Field Notes Inside an Integrated Communications Agency

easley

  • The N&O: Return of the Dragon! (with all due respect to Bruce Lee)

    A brand with the fangs of a dragon and the sights of a Stinger Missile is back. It's one of my favorite brands of all time -- especially when its tough and unflinching. It's The News and Observer. And over the last three months, it's reminded everyone from the governor to the Joe & Jane Public just how it earned its reputation as one of the nation's best dailies. This even as it lays off staff. In fact, because of the challenges facing the N&O, its fire-breathing return to fighting form should be an inspiration to all businesses.

    A newspaper -- like a lot of enterprises -- serves many audiences and often shifts its brand identity to meet different needs. The brand identity that's conspicuously roared back at the N&O isn't the USA Today-style shorts and tips. It's the investigative reporting, agitator-for-the-public-good brand that made the paper's bones under the leadership of its founders and legendary editors like Pulitzer-winner Claude Sitton. The firebrand brand, if you will.

    This isn't to say the N&O ever lost that element of its character. It's just that recently the paper has become a must-read thanks to coverage of stumbles on mental health policy and other government goofs. Did you catch the phrase "must-read"? What print publication in America wouldn't kill for that description?

    So what? Well, the big biz lesson here is the wisdom in tough times of identifying and seizing on your strongest value proposition, the one thing that makes you close to indispensable. The N&O is apparently betting its key value is uncovering and righting wrongs.

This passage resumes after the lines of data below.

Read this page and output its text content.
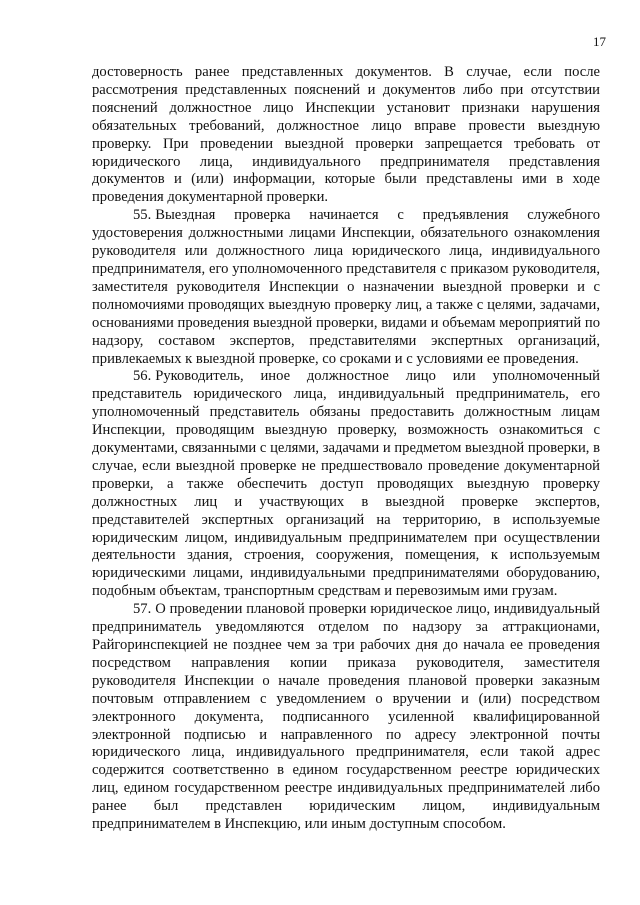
17

достоверность ранее представленных документов. В случае, если после рассмотрения представленных пояснений и документов либо при отсутствии пояснений должностное лицо Инспекции установит признаки нарушения обязательных требований, должностное лицо вправе провести выездную проверку. При проведении выездной проверки запрещается требовать от юридического лица, индивидуального предпринимателя представления документов и (или) информации, которые были представлены ими в ходе проведения документарной проверки.

55. Выездная проверка начинается с предъявления служебного удостоверения должностными лицами Инспекции, обязательного ознакомления руководителя или должностного лица юридического лица, индивидуального предпринимателя, его уполномоченного представителя с приказом руководителя, заместителя руководителя Инспекции о назначении выездной проверки и с полномочиями проводящих выездную проверку лиц, а также с целями, задачами, основаниями проведения выездной проверки, видами и объемам мероприятий по надзору, составом экспертов, представителями экспертных организаций, привлекаемых к выездной проверке, со сроками и с условиями ее проведения.

56. Руководитель, иное должностное лицо или уполномоченный представитель юридического лица, индивидуальный предприниматель, его уполномоченный представитель обязаны предоставить должностным лицам Инспекции, проводящим выездную проверку, возможность ознакомиться с документами, связанными с целями, задачами и предметом выездной проверки, в случае, если выездной проверке не предшествовало проведение документарной проверки, а также обеспечить доступ проводящих выездную проверку должностных лиц и участвующих в выездной проверке экспертов, представителей экспертных организаций на территорию, в используемые юридическим лицом, индивидуальным предпринимателем при осуществлении деятельности здания, строения, сооружения, помещения, к используемым юридическими лицами, индивидуальными предпринимателями оборудованию, подобным объектам, транспортным средствам и перевозимым ими грузам.

57. О проведении плановой проверки юридическое лицо, индивидуальный предприниматель уведомляются отделом по надзору за аттракционами, Райгоринспекцией не позднее чем за три рабочих дня до начала ее проведения посредством направления копии приказа руководителя, заместителя руководителя Инспекции о начале проведения плановой проверки заказным почтовым отправлением с уведомлением о вручении и (или) посредством электронного документа, подписанного усиленной квалифицированной электронной подписью и направленного по адресу электронной почты юридического лица, индивидуального предпринимателя, если такой адрес содержится соответственно в едином государственном реестре юридических лиц, едином государственном реестре индивидуальных предпринимателей либо ранее был представлен юридическим лицом, индивидуальным предпринимателем в Инспекцию, или иным доступным способом.
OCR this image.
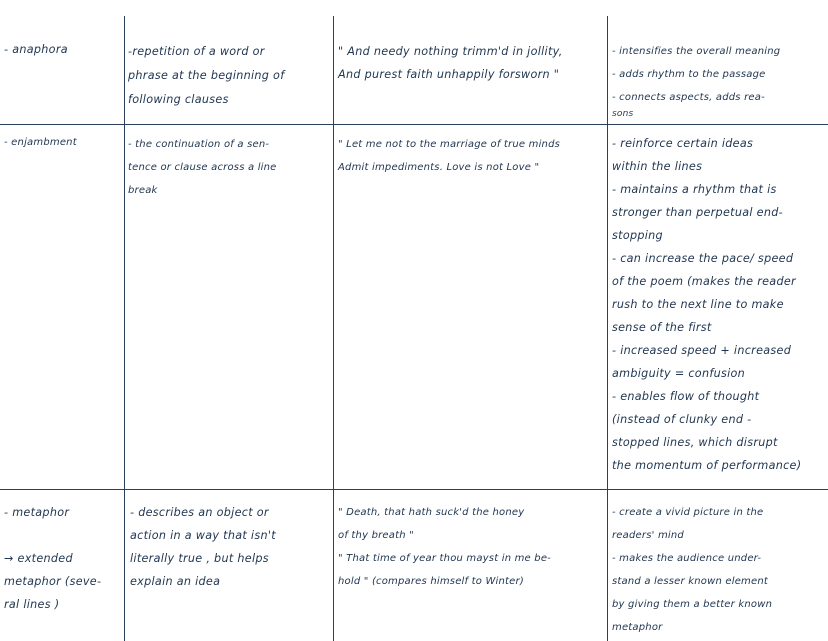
- anaphora	-repetition of a word or
phrase at the beginning of
following clauses
" And needy nothing trimm'd in jollity,
And purest faith unhappily forsworn "
- intensifies the overall meaning
- adds rhythm to the passage
- connects aspects, adds rea-
sons
- enjambment	- the continuation of a sen-
tence or clause across a line
break
" Let me not to the marriage of true minds
Admit impediments. Love is not Love "
- reinforce certain ideas
within the lines
- maintains a rhythm that is
stronger than perpetual end-
stopping
- can increase the pace/ speed
of the poem (makes the reader
rush to the next line to make
sense of the first
- increased speed + increased
ambiguity = confusion
- enables flow of thought
(instead of clunky end -
stopped lines, which disrupt
the momentum of performance)
- metaphor

→ extended
metaphor (seve-
ral lines )
- describes an object or
action in a way that isn't
literally true , but helps
explain an idea
" Death, that hath suck'd the honey
of thy breath "
" That time of year thou mayst in me be-
hold " (compares himself to Winter)
- create a vivid picture in the
readers' mind
- makes the audience under-
stand a lesser known element
by giving them a better known
metaphor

Considering how much buzz I've heard about the paper's recent front page stories, I'd be hard pressed to disagree.

    On another front, Starbucks is going through a similar process. As it closes stores, the kingdom of caffeine is re-evaluating what it does best -- is it the half-caff skinny mochas or classic rock CDs? Thousands of companies big and small across recession-wracked America face similar challenges. I'm impressed and thankful the N&O is answering the questions with an exclamation point.

    (Full disclosure: I was a reporter at the N&O for two years under the aforementioned Claude Sitton and alongside some of the guys still running the paper's investigative operations. And yes, I still love them, the paper and the whole notion of daily journalism.)

  • Who You Callin' 'Pansy'?

    Does it make you ‘light in the loafers’ to think the word 'pansy' has no place in a discussion between a governor and a candidate for president? Is it more acceptably ‘butch’ to take the term as 'authentic' and move on? Or is the word way too ‘frat boy’; deserving all the scorn the chattering class can muster?

    I could throw around borderline slurs all day, but that's not the point. The point is communication and what gets lost when descriptive language gets a little too loose.

    Gov. Mike Easley recently told a cheering crowd that Sen. Hillary Clinton's toughness makes Rocky Balboa look like a "pansy." The big news from that event should've been Easley's endorsement of Clinton for president. The questions should have focused on Easley's sway in the state and the endorsement's potential impact on the presidential race.

    Instead, much of the media zeroed in on 'pansy.'

    The comment itself wasn't all that surprising. Easley has identified himself as a "King of the Hill"-style Democrat, a nod to one of his favorite and an admittedly great television series. Easley says what he means, means what he says, keeps it simple, keeps it real. I swear, with my left hand on my lunch box, I get it.

    Still, "pansy" – whether it’s a gay slur or a synonym for softie or both – became too much of a distraction. Taking on Uber-Republican Arnold Schwarzenegger (instead of blue collar champ Rocky) with a "girly-man" reference might have packed a smart political punch, but probably would’ve irked some. "Wimp" would've done just fine and has precedent. George H.W. Bush wrestled unsuccessfully (but man-fully) with the term through the final months of his one-term presidency.

    Some bloggers are ripping Easley as a “bigot” for his word choice. His record suggests this is unfair. Moreover, the game of finger-pointing quickly becomes a house of mirrors. Does hurling the accusation of ‘bigot’ make you ‘knee-jerk’ and ‘politically correct’? If you get in a lather about ‘pansy,’ shouldn’t you also refuse to use its opposite number, ‘good ol’ boy’ (which, after all, is code in some circles for ‘backwards bigot,’ yes?).

    See what I mean? Suddenly, the rational world of thinking, decision-making and explaining becomes a swirl of confusion, code and, finally, intellectual collapse.

    When it comes to descriptive language, be smart about where and how to use it. I love hearing UNC system President Erskine Bowles talk about the “tsunami” of change coming to our economic landscape. It sweeps me up and makes me part of the cause. I hate – and I bet you do, too – hearing otherwise compelling messages muddled by words that push people out of a rational process and into the no-man’s/woman's/all-living-things' land of finger-pointing.